The first ancestor I want to highlight is Albert Edward Domke. Born in Pomerania, which was then a part of Prussia, Albert came to the United States on the passenger ship America in 1869, around the age of 20. Married to Anne Nessbauer (Nesbower), Albert was a nailer who lived until the ripe age of 43 and had two children, both sons.

One of the more interesting facts about Albert is that he possibly changed his last name when he arrived in the United States. As far as my research can tell, the name he and his family used on the immigration forms when arriving here was Damkse, slightly different than the last name Domke that he and three more generations of my family used before the name ended with my father’s mother.

Highlighting both the desire to “Americanize” last names and the continued fight for good documentation, my grandfather Albert shows the many of the difficulties that can arise when trying to pin down older ancestors.

Not all my family members were born more than 150 years ago. Another family member whose story now inspires me is my great grandmother, Nina Meyer, from my mother’s side.

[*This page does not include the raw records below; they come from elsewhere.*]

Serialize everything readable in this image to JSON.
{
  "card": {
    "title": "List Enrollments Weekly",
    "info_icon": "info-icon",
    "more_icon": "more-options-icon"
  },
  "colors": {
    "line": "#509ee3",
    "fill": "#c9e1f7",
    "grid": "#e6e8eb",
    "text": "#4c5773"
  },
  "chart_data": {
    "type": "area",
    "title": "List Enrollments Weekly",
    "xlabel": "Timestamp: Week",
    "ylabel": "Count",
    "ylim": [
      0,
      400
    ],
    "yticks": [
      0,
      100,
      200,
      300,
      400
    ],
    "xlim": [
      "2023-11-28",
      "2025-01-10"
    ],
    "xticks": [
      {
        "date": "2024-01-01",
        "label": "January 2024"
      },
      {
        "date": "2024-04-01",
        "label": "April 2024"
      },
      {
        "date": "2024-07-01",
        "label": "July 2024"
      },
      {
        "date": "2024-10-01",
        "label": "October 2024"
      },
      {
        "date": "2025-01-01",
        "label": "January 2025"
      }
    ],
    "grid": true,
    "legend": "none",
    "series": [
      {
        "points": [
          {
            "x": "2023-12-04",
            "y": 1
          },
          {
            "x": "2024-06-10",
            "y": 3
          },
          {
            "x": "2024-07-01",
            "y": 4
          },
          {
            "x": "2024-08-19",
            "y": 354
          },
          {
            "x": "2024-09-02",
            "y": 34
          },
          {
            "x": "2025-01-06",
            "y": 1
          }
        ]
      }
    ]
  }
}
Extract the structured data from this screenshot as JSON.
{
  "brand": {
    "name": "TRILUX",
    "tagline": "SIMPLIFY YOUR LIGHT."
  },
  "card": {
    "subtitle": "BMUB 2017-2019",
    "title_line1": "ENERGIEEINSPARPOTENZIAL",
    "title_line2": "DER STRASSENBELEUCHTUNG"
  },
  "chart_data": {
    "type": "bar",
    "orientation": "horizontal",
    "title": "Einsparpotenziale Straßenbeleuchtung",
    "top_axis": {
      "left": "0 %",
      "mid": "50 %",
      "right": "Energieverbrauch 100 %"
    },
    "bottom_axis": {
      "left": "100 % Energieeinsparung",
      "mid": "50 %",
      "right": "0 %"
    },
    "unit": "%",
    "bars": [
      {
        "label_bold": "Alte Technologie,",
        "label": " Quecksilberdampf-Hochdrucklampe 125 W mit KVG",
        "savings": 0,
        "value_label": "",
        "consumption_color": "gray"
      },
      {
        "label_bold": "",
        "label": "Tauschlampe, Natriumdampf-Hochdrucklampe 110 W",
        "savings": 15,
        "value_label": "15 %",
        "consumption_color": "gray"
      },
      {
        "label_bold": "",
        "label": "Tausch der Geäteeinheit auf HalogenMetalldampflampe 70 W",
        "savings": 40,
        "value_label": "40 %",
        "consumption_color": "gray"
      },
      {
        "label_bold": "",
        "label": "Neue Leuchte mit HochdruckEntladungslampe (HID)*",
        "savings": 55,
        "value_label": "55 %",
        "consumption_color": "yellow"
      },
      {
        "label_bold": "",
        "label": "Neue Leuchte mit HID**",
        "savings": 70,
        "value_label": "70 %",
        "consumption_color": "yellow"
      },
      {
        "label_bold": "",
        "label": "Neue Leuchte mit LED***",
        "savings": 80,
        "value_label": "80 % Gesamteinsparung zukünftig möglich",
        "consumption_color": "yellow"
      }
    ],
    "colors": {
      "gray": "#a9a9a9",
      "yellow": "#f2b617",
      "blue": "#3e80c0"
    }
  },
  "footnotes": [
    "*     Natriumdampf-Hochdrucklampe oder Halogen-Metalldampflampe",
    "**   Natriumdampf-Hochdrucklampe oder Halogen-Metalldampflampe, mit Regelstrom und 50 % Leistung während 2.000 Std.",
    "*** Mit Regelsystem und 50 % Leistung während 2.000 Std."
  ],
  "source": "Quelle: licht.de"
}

Born in 1914 to Christ Meyer and Wilhelmina Nehring, Nina went on to survive the Great Depression and go to college as well. Although neither of her parents got past eighth grade, Grandma Nina was able to not only graduate high school, but had at least a year of college when the 1940 census rolled around. And she was also married to my great-grandfather at the time.

Throughout my research, I used resources from the National Archives, many of which you can find online.

The first place to start is the general National Archives genealogy page. The website provides a great starting point for genealogy research.

Furthermore, through the NARA website, the site was a huge boon to my efforts. With access to census records and immigration papers, Ancestry helps connect all the dots. The site also provides help through the creation of user-generated family trees. Visitors to National Archives facilities nationwide may access for free.

In addition to Ancestry, the site also provides helpful tips to getting your genealogy research started.

Finally, to help keep in the spirit of history and research, don’t forget that 2017 is the anniversary of America’s entry in World War I. If you know of a family member who served or you want to find out, the National Archives has many resources for these types of inquiries as well.

Over 4.7 million American men and woman served during World War I. Did someone in your family serve? Photo: American Red Cross canteen at the station of Bordeaux, France, where soldiers of the Allied armies get lunches, tobacco, etc. 1918. (National Archives Identifier: 20803816)

Hopefully, my family’s story has provided some insight into the interesting things you can learn about your own family history.

In addition, not only is family history research important for personal reasons, through continued efforts by everyone, more and more family connections can be made. Perhaps your own investigation can provide a family member’s maiden name to another researcher, or perhaps an old photo album contains a picture of someone else’s great-great-grandfather that they have never seen.